Право и справедливость: соотношение в контексте различных типов правопонимания
Вопрос о соотношении права и справедливости столь же вечен, как и вопрос о том, что является правом. И это неслучайно, ибо ответы на них взаимообусловлены. Проблема соотношения права и справедливости решается по-разному в зависимости от того, как понимается право, или иначе — то или иное представление о соотношении права и справедливости предопределяет тип правопонимания.

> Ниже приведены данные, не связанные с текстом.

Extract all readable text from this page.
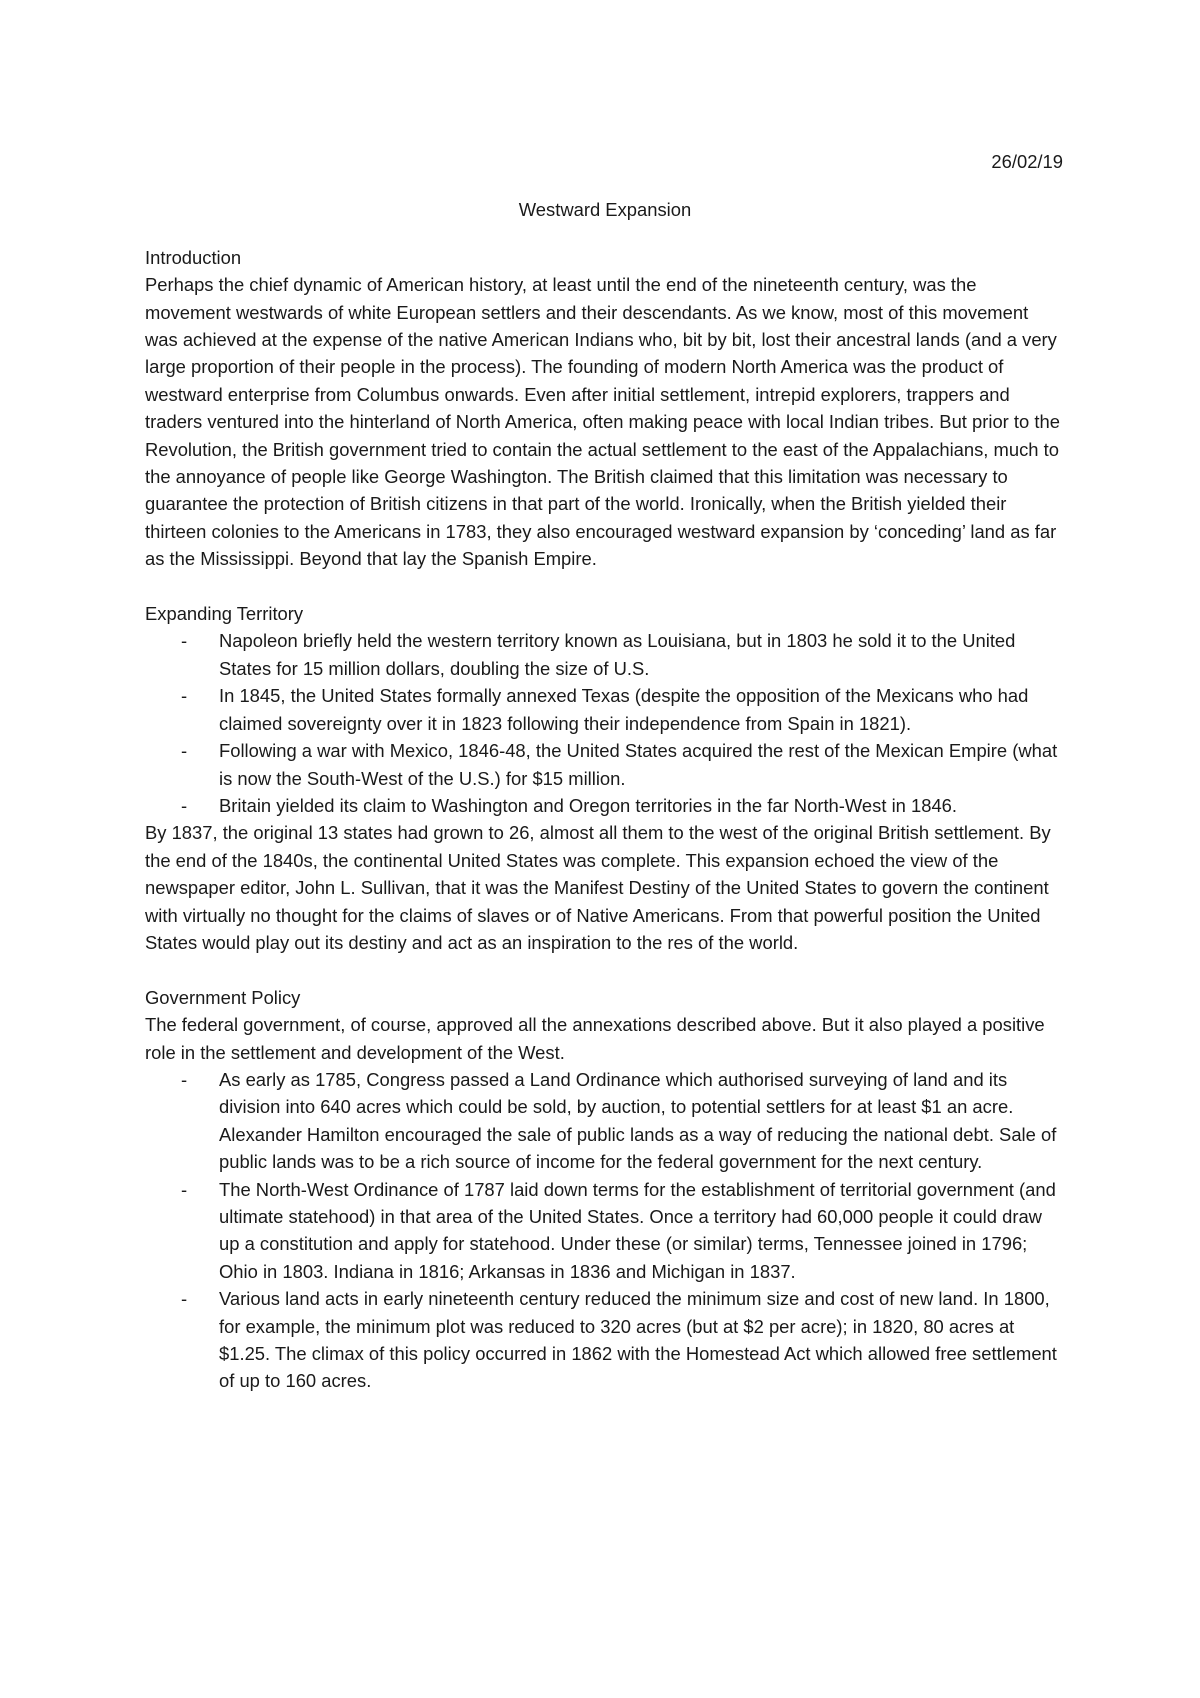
26/02/19

Westward Expansion
Introduction

Perhaps the chief dynamic of American history, at least until the end of the nineteenth century, was the movement westwards of white European settlers and their descendants. As we know, most of this movement was achieved at the expense of the native American Indians who, bit by bit, lost their ancestral lands (and a very large proportion of their people in the process). The founding of modern North America was the product of westward enterprise from Columbus onwards. Even after initial settlement, intrepid explorers, trappers and traders ventured into the hinterland of North America, often making peace with local Indian tribes. But prior to the Revolution, the British government tried to contain the actual settlement to the east of the Appalachians, much to the annoyance of people like George Washington. The British claimed that this limitation was necessary to guarantee the protection of British citizens in that part of the world. Ironically, when the British yielded their thirteen colonies to the Americans in 1783, they also encouraged westward expansion by ‘conceding’ land as far as the Mississippi. Beyond that lay the Spanish Empire.

Expanding Territory
- Napoleon briefly held the western territory known as Louisiana, but in 1803 he sold it to the United States for 15 million dollars, doubling the size of U.S.
- In 1845, the United States formally annexed Texas (despite the opposition of the Mexicans who had claimed sovereignty over it in 1823 following their independence from Spain in 1821).
- Following a war with Mexico, 1846-48, the United States acquired the rest of the Mexican Empire (what is now the South-West of the U.S.) for $15 million.
- Britain yielded its claim to Washington and Oregon territories in the far North-West in 1846.

By 1837, the original 13 states had grown to 26, almost all them to the west of the original British settlement. By the end of the 1840s, the continental United States was complete. This expansion echoed the view of the newspaper editor, John L. Sullivan, that it was the Manifest Destiny of the United States to govern the continent with virtually no thought for the claims of slaves or of Native Americans. From that powerful position the United States would play out its destiny and act as an inspiration to the res of the world.

Government Policy

The federal government, of course, approved all the annexations described above. But it also played a positive role in the settlement and development of the West.

- As early as 1785, Congress passed a Land Ordinance which authorised surveying of land and its division into 640 acres which could be sold, by auction, to potential settlers for at least $1 an acre. Alexander Hamilton encouraged the sale of public lands as a way of reducing the national debt. Sale of public lands was to be a rich source of income for the federal government for the next century.
- The North-West Ordinance of 1787 laid down terms for the establishment of territorial government (and ultimate statehood) in that area of the United States. Once a territory had 60,000 people it could draw up a constitution and apply for statehood. Under these (or similar) terms, Tennessee joined in 1796; Ohio in 1803. Indiana in 1816; Arkansas in 1836 and Michigan in 1837.
- Various land acts in early nineteenth century reduced the minimum size and cost of new land. In 1800, for example, the minimum plot was reduced to 320 acres (but at $2 per acre); in 1820, 80 acres at $1.25. The climax of this policy occurred in 1862 with the Homestead Act which allowed free settlement of up to 160 acres.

Принято считать, что юридический позитивизм безразличен к обозначенной проблеме. С точки зрения последовательных (жестких) позитивистов право не определяется через справедливость и не обусловливается ею. Так, Г. Кельзен однажды признал, что вся система его взглядов опирается на эмоциональное предпочтение идеала порядка, возвышающегося над идеалом справедливости [11, 126]. Собственно порядок и является для позитивистов высшей ценностью. Именно он воплощает в себе справедливость. Порядок хорош (справедлив) сам по себе, просто в силу того, что он порядок. Еще Г. Гуго утверждал, что важнейшая цель права состоит ни в чем ином, как в определенности и достоверности его © Н. Варламова, 2010 правил, каково бы ни было их происхождение, и в большинстве случаев даже без отношения к их содержанию. Право он понимал не как осуществление идеи справедливости, а исключительно как средство к устранению беспорядка. Законы, по мнению Г Гуго, бывают вредны или полезны только в зависимости от того, как их исполняют. С его точки зрения возможно примирение со всяким содержанием юридических норм, лишь бы только они отличались определенностью [3, 38-39].
В основе таких установок лежит моральный релятивизм, утверждающий отсутствие абсолютных моральных ценностей, а следовательно, и абсолютных представлений о справедливости. Какая-либо ценность может быть признана абсолютной лишь на основании религиозной веры в абсолютную и трансцендентную божественную власть, что отвергается с позиций научного познания [7, 91]. Любые системы моральных ценностей относительны, поэтому и действительность права не может ставиться в зависимость от соответствия им. Напротив, сама справедливость оказывается обусловленной правом: справедливо то, что предписывает действующий правопорядок. «Если рабство утверждено положительным правом, то оно лучше, чем свобода», — заявлял Г.Гуго [3, 40].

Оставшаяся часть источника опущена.